Molecular sequencing revealed the infecting variant to be SARS-CoV-2 Omicron BA.1.20 from day 1 to 11. A P132H substitution in non-structural protein 5 (nsp5), found in 98% of BA.1.20 sequences, was consistently present throughout. Serum anti-spike immunoglobulin G (IgG) was positive on day 13, and anti-nucleocapsid IgG was positive on day 21.
Another patient (aged 69) had cold symptoms and tested positive for SARS-CoV-2 on an antigen test on day 0. Nirmatrelvir/ritonavir course was started on day 1 for five days; symptoms resolved on day 4. Between days 4 and 9, daily antigen tests and two polymerase chain reaction (PCR) tests returned negative. The patient developed mild symptoms on day 10, and the relapse was confirmed by antigen and PCR tests. The relapse lasted for three days.
The third patient was a 50-year-old female and the household member of the second patient. The patient had a similar pattern of relapse following complete symptom resolution post-treatment of nirmatrelvir/ritonavir. Sequencing of second and third patients’ specimens identified Omicron BA.2.9 as the infecting variant.
Additionally, seven (presumptive) cases were identified with relapse, including two household members of the first patient. All patients were vaccinated and received a COVID-19 mRNA vaccine booster two weeks to six months before SARS-CoV-2 infection. No patient was immunocompromised; the antiviral course was initiated on days 0 to 2, with symptoms resolving three to eight days after starting the treatment.
Symptoms relapsed five median days after completing the nirmatrelvir/ritonavir treatment. Cold symptoms were the most frequent during relapse, albeit some patients experienced fatigue and headache. In these patients, relapse symptoms were milder than during acute/initial infection. Fever was not recorded in any patient. All patients recovered without requiring antiviral therapy.
Antigen tests were positive during relapse on days 9 – 13 and remained positive for six median days until day 18, beyond the recommended isolation period. Two events of SARS-CoV-2 transmission were identified during relapse. Two family members of one patient (aged 63) were in close contact when the patient experienced a relapse. Contacts developed symptoms and tested SARS-CoV-2-positive within three days.
While pre-symptomatic on day 12, a patient (aged 67) had been in close contact with a six-month-old family member for 15 to 20 minutes. The infant tested positive three days later and developed symptoms. Subsequently, the child’s parents were symptomatic after two/three days and tested positive on antigen tests. Notably, the infant and parents had no other close contacts.

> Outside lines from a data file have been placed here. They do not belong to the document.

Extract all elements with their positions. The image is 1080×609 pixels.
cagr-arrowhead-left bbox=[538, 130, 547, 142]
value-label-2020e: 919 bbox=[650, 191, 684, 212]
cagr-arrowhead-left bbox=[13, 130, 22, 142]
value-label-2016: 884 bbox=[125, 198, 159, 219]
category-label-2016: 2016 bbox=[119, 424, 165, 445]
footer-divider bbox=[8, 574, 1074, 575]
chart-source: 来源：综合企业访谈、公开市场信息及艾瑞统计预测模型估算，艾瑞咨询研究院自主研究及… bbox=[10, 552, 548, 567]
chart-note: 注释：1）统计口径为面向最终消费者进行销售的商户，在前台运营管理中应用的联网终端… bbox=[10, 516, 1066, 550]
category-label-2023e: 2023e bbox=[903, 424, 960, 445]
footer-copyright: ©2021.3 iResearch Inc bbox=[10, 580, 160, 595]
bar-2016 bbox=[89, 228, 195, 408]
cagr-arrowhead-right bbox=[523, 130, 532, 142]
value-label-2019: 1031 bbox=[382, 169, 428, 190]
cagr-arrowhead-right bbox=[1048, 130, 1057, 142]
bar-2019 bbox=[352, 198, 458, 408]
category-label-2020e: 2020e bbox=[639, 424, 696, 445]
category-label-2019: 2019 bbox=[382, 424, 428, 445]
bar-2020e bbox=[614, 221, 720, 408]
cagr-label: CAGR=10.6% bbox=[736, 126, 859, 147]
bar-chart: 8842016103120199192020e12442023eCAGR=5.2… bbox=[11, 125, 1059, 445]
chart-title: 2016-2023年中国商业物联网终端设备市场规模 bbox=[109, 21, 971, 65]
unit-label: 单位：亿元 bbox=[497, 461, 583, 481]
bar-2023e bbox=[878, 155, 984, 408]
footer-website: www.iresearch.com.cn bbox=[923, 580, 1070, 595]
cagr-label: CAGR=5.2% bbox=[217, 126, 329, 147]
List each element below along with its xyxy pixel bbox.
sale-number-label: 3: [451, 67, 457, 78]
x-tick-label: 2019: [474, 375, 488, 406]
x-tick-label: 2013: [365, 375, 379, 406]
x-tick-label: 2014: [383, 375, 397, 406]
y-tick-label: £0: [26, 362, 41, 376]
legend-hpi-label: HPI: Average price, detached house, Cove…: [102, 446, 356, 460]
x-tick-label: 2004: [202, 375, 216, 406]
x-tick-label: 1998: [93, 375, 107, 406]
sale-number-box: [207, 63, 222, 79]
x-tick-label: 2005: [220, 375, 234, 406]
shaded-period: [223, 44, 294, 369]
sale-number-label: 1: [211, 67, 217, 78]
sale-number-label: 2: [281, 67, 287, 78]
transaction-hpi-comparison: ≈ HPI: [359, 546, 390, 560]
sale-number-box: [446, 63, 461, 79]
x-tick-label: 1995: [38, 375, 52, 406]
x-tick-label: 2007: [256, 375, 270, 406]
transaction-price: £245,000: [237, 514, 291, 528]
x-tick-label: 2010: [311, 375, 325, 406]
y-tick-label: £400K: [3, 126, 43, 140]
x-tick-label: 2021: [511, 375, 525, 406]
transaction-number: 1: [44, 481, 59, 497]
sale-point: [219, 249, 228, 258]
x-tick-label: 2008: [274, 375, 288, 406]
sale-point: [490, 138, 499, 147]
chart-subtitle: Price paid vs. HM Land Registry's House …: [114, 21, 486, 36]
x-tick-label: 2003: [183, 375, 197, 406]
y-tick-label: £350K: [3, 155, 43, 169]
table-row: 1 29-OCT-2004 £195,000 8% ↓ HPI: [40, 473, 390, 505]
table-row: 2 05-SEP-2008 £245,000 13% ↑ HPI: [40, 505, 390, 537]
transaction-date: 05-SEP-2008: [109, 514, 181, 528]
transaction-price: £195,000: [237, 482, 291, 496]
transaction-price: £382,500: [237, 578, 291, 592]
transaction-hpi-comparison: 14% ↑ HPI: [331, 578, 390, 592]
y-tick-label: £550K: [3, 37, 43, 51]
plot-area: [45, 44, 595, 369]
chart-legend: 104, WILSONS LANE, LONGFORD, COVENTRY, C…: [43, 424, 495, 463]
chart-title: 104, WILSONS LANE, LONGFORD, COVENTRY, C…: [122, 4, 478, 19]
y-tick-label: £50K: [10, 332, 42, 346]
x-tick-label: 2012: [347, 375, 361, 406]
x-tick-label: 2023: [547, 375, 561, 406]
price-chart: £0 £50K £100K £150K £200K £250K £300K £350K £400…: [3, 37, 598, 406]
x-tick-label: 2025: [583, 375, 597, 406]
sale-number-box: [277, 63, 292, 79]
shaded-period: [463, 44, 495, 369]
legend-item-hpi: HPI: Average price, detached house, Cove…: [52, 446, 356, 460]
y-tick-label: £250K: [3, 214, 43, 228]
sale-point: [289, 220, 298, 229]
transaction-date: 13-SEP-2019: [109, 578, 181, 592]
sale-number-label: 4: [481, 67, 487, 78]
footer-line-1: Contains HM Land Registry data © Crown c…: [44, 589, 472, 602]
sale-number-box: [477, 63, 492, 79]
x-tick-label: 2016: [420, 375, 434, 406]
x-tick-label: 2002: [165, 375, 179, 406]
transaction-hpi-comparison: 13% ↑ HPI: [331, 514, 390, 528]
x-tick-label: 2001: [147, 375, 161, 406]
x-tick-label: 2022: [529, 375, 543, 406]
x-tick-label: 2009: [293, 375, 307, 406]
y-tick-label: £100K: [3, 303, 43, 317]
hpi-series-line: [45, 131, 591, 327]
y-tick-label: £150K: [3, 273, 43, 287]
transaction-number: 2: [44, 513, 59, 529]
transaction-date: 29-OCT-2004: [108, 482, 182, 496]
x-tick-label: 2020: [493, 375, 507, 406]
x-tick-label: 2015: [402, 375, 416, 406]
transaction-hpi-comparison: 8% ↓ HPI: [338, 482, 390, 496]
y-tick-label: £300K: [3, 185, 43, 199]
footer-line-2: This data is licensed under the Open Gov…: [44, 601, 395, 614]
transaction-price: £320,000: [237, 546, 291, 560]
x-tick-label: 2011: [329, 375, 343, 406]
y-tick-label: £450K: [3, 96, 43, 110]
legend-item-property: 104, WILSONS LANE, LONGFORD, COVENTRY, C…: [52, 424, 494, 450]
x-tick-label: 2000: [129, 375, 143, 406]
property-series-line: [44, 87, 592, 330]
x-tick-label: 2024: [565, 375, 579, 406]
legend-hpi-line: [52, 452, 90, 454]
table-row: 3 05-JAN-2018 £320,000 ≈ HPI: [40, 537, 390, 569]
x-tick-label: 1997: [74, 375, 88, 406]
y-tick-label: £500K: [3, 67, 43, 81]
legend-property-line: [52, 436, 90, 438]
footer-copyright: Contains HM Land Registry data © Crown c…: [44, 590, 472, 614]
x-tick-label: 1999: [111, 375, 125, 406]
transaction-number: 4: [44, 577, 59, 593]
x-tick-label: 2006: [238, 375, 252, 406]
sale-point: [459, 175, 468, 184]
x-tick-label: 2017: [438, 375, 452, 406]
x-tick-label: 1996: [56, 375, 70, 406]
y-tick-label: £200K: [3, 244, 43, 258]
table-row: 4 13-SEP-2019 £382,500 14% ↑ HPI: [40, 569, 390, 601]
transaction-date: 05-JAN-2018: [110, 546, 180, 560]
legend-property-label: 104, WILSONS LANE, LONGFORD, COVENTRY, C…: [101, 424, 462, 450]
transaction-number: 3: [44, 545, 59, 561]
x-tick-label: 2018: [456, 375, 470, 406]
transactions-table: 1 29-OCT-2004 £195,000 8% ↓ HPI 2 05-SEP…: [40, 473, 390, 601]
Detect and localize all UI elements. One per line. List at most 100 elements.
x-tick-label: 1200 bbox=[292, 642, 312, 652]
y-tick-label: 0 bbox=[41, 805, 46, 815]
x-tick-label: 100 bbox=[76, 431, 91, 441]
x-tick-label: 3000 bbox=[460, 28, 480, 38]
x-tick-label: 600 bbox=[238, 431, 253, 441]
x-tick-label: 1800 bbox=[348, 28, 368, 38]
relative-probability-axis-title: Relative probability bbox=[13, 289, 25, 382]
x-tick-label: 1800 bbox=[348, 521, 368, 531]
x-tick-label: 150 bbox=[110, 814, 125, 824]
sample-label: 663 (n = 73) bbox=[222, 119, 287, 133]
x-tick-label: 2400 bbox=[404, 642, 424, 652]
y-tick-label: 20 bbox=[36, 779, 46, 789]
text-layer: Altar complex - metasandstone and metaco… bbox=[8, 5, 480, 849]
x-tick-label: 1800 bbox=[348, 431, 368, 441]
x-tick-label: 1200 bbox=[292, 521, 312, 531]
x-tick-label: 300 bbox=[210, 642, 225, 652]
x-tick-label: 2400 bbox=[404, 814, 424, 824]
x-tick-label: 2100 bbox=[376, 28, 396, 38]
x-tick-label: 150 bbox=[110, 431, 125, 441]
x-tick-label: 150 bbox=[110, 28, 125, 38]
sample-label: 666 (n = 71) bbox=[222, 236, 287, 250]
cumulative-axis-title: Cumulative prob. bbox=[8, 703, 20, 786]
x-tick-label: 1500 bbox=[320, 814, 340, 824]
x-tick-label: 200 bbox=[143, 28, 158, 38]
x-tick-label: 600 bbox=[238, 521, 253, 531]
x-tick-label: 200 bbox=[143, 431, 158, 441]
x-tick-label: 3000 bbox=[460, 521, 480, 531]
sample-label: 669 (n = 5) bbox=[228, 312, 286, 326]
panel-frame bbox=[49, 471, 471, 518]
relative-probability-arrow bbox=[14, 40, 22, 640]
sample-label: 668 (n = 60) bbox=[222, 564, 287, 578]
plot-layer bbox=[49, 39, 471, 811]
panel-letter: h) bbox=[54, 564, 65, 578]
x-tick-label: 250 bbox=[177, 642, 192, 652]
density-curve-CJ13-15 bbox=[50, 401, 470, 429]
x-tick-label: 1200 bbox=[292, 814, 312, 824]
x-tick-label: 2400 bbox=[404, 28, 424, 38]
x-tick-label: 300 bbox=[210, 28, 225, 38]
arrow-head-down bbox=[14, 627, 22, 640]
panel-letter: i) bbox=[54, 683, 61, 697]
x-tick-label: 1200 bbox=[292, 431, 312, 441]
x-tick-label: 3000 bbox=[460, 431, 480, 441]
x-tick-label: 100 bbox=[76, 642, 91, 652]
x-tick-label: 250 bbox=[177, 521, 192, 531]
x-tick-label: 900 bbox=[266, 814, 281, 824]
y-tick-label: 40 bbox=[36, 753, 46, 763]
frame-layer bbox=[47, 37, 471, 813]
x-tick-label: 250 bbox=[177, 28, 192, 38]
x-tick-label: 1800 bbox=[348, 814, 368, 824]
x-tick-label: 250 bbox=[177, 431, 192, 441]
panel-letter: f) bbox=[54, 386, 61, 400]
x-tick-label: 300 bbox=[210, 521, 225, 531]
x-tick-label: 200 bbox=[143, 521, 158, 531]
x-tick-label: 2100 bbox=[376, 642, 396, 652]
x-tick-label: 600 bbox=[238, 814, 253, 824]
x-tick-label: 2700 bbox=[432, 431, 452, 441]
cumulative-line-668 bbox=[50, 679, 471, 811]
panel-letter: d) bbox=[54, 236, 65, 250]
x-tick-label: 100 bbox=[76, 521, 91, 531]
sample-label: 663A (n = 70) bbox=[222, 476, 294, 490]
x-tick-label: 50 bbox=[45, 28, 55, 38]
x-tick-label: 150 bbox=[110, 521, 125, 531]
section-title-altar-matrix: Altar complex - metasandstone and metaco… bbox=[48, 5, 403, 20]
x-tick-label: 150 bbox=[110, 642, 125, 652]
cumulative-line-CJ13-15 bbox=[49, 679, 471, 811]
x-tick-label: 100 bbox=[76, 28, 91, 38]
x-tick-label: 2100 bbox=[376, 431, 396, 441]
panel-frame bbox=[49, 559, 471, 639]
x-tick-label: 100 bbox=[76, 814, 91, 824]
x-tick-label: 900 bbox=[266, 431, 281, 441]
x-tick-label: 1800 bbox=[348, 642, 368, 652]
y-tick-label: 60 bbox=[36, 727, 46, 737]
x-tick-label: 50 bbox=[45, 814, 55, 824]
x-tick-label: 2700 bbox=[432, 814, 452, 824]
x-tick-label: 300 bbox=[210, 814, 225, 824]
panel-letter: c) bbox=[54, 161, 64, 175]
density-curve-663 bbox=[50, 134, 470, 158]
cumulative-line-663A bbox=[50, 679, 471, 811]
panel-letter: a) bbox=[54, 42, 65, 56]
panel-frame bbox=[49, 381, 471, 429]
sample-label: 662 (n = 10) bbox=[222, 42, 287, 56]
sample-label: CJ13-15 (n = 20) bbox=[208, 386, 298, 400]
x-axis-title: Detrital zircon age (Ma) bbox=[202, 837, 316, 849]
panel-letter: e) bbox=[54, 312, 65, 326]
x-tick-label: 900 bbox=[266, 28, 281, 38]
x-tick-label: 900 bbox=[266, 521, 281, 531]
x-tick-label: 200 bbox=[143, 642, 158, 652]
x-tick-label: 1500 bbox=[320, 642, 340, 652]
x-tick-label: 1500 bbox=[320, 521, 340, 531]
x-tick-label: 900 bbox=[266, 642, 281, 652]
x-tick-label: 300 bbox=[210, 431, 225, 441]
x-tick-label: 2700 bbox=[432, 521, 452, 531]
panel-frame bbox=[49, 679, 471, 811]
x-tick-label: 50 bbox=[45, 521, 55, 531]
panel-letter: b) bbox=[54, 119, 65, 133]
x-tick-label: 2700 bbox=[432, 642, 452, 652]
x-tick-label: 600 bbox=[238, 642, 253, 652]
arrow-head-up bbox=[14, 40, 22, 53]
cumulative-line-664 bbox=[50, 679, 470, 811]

The study noted the rapid recurrence of COVID-19 symptoms following the early and effective nirmatrelvir/ritonavir treatment. Sequencing of specimens from three patients suggested that the relapse was not a result of treatment-emergent mutation or a different infecting variant. However, more investigations are needed to study the etiology, duration, spectrum, and frequency of relapsing symptoms and their association with nirmatrelvir/ritonavir treatment.
Research Square publishes preliminary scientific reports that are not peer-reviewed and, therefore, should not be regarded as conclusive, guide clinical practice/health-related behavior, or treated as established information.